Langkah ini bisa dilakukan dengan beberapa cara berikut.
  • Memberikan teladan dalam wujud komunikasi yang jelas
  • Mengakui setiap usaha siswa
  • Murah senyum
  • Menggunakan energi untuk menciptakan lebih banyak energi
  • Menjadi pendengar yang baik
  • Mengungkapkan pikiran para siswa melalui kata-kata Anda sendiri.
    • Menyatakan kembali situasi negatif untuk menemukan hal-hal yang positif di dalamnya.
b. Meningkatkan kualitas emosi positif
Contoh-contoh kualitas emosi positif adalah sikap jujur, toleransi, saling menghargai, empati terhadap sesama, rasa percaya diri, sabar, dan sebagainya. Emosi positif ini umumnya dimiliki oleh siswa atau remaja dari interaksi sosialnya, seperti keluarga, sekolah dan pergaulan mereka di tengah masyarakat. Pendidikan keluarga yang baik akan mendukung keberhasilan anak atau remaja di sekolah. Begitu pula halnya dengan masyarakat. Ketiganya berinteraksi secara sinergis, saling mempengaruhi. Anak yang pembohong umumnya berasal dari keluarga yang suka bohong. Sebaliknya, keluarga yang hidup membiasakan kejujuran, rasa tolerasi, saling menghargai, percaya diri sabar dan lain-lain. Menyebabkan anak atau remaja akan terpola dengan kualitas emosional tersebut. Kualitas emosional yang demikian sepatutnya ditingkatkan melalui pendidikan formal di sekolah.

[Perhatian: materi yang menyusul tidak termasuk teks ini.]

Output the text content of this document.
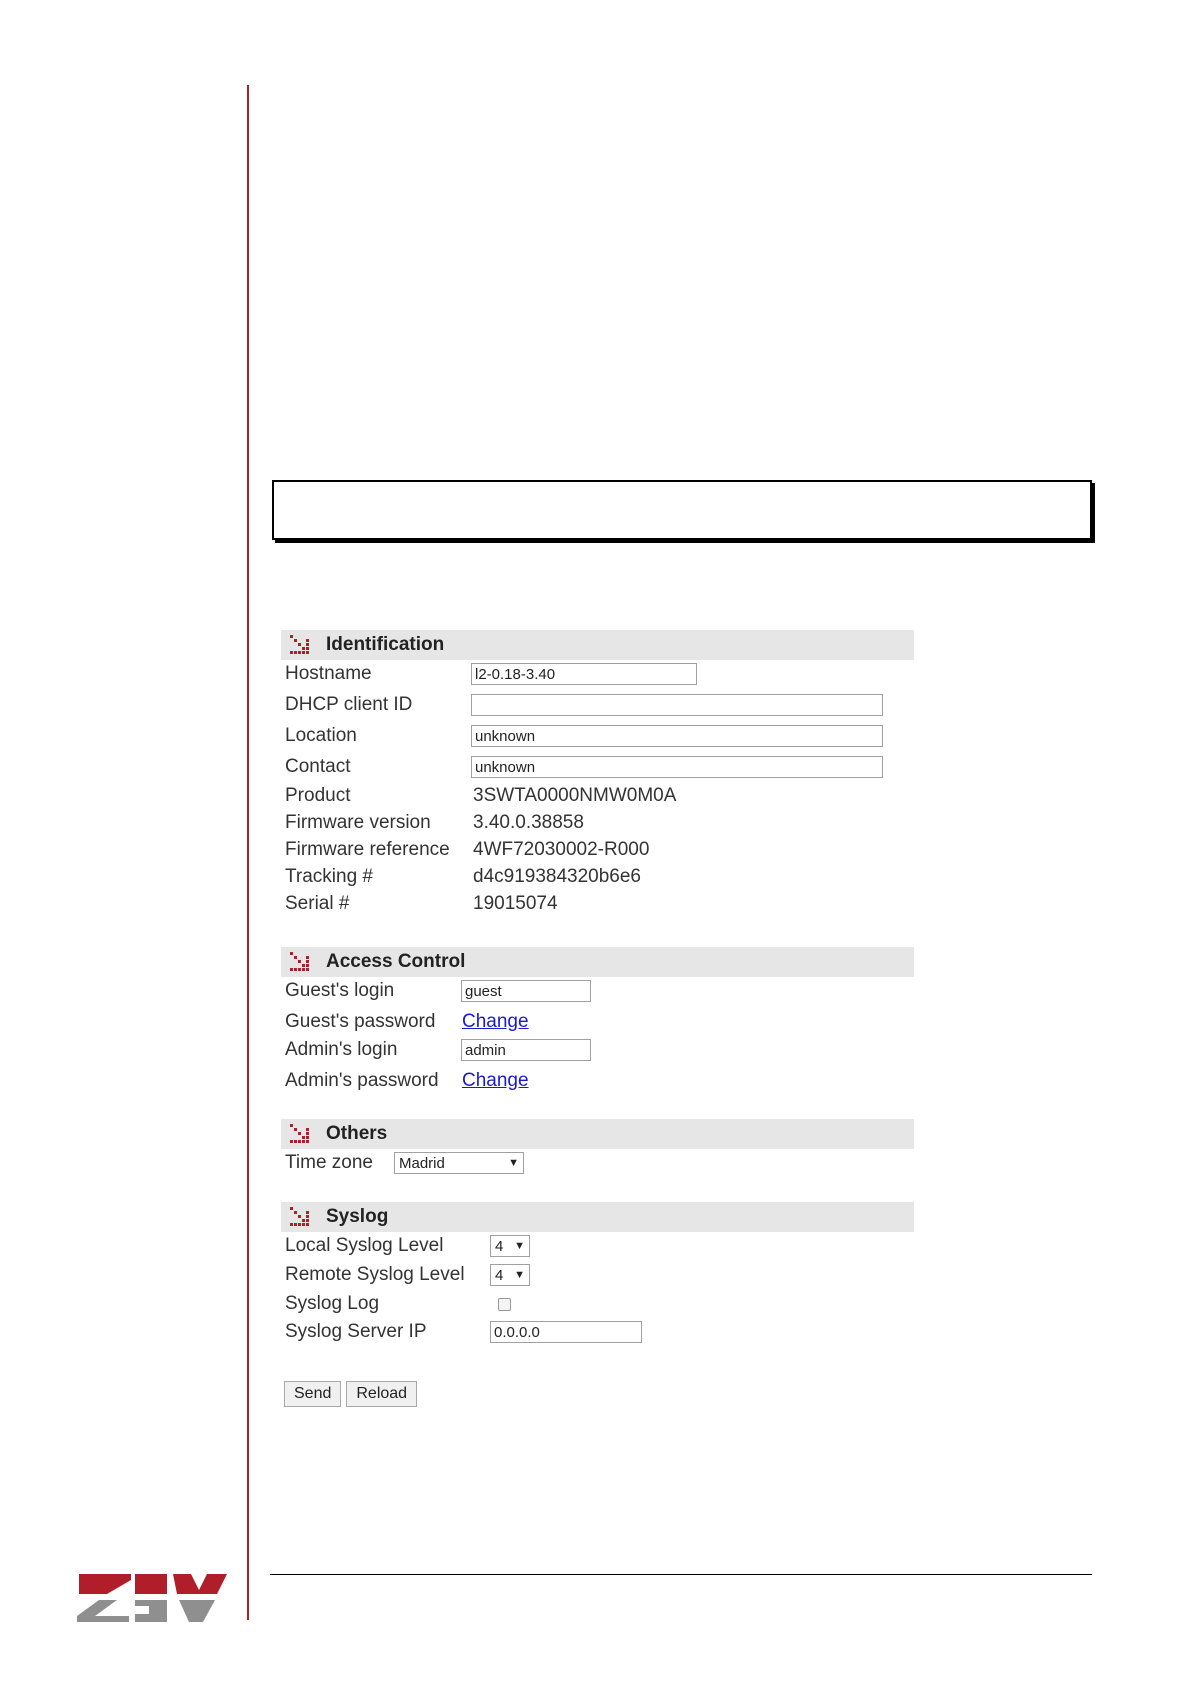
Identification
Hostname	l2-0.18-3.40
DHCP client ID
Location	unknown
Contact	unknown
Product	3SWTA0000NMW0M0A
Firmware version 3.40.0.38858
Firmware reference 4WF72030002-R000
Tracking #	d4c919384320b6e6
Serial #	19015074
Access Control
Guest's login	guest
Guest's password Change
Admin's login	admin
Admin's password Change
Others
Time zone Madrid	▼
Syslog
Local Syslog Level	4 ▼
Remote Syslog Level 4 ▼
Syslog Log
Syslog Server IP	0.0.0.0
Send	Reload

Pendidikan berfungsi menanamkan kualitas emosi positif kepada peserta didiknya. Proses internalisasi nilai positif bukanlah pengetahuan tentangnya, seperti memperkenalkan apa itu jujur, bagaimana konsep toleransi, atau menjelaskan apa itu empati. Sama sekali bukan pengetahuan tentangnya. Proses internalisasi nilai positif adalah penciptaan suasana, teladan, penerapan strategi belajar dan interaksi sosial dalam komunitas pendidikan. Penanaman kualitas emosi positif berguna bagi pembentukan watak (character building)

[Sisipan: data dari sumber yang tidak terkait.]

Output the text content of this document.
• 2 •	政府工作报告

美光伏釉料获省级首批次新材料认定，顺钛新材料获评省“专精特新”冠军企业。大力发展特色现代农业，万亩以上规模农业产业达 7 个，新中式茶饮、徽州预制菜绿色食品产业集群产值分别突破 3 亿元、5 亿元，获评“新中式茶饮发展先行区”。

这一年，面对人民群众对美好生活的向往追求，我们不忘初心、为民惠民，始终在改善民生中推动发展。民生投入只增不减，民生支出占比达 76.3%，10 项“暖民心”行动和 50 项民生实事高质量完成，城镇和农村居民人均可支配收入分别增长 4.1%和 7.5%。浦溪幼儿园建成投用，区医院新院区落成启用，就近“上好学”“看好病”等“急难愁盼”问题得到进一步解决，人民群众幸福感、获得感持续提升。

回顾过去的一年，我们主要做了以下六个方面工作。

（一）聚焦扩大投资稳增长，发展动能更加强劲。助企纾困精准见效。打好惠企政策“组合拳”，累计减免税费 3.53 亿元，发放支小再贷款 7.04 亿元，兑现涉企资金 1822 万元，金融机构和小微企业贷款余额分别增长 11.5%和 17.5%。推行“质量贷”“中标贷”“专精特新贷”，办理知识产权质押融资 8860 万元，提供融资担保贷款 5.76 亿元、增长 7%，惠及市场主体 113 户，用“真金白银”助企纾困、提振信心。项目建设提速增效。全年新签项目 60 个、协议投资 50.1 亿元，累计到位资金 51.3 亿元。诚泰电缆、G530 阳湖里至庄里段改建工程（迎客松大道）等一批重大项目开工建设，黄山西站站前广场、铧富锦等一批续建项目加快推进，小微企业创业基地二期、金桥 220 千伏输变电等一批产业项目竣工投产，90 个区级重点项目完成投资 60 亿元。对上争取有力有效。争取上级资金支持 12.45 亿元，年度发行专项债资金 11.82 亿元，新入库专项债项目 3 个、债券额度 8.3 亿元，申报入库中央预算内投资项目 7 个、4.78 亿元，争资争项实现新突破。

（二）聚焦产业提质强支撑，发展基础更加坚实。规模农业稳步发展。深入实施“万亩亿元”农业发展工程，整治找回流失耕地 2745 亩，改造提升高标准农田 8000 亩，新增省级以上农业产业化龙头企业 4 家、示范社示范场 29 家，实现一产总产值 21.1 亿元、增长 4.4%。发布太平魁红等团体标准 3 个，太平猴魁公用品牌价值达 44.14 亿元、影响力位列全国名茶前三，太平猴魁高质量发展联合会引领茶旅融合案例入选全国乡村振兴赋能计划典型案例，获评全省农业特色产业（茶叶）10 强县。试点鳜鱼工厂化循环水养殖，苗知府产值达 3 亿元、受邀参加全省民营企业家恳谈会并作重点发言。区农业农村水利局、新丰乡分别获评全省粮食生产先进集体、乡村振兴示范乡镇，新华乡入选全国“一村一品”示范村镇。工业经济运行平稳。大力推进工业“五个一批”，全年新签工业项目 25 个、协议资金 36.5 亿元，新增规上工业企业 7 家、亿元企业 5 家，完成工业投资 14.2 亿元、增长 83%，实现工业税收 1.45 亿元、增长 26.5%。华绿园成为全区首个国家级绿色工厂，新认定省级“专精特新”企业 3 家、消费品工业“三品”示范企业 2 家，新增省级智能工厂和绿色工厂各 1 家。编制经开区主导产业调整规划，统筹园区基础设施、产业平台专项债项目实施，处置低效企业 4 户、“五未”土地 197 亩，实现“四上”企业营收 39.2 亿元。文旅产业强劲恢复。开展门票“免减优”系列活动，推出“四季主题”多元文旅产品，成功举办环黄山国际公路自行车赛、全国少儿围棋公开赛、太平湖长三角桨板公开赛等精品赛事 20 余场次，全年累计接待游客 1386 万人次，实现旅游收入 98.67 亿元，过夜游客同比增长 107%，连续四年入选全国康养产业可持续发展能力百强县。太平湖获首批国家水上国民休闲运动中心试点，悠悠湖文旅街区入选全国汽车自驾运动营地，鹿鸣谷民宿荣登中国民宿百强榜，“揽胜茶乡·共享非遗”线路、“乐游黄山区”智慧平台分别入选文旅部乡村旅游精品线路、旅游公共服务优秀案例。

Membangun watak tergolong dalam hidden curriculum  yang pencapaiannya bergantung pada proses pendidikan ketimbang pada substansinya. Watak tidak dapat diajarkan, melainkan diperoleh melalui pengalaman anak yang perlu dilatih. Model pembiasaan akan menghasilkan pengalaman yang dapat membangun watak. Karenanya, yang perlu dikontrol adalah kondisi yang memberikan pengalaman belajar mereka.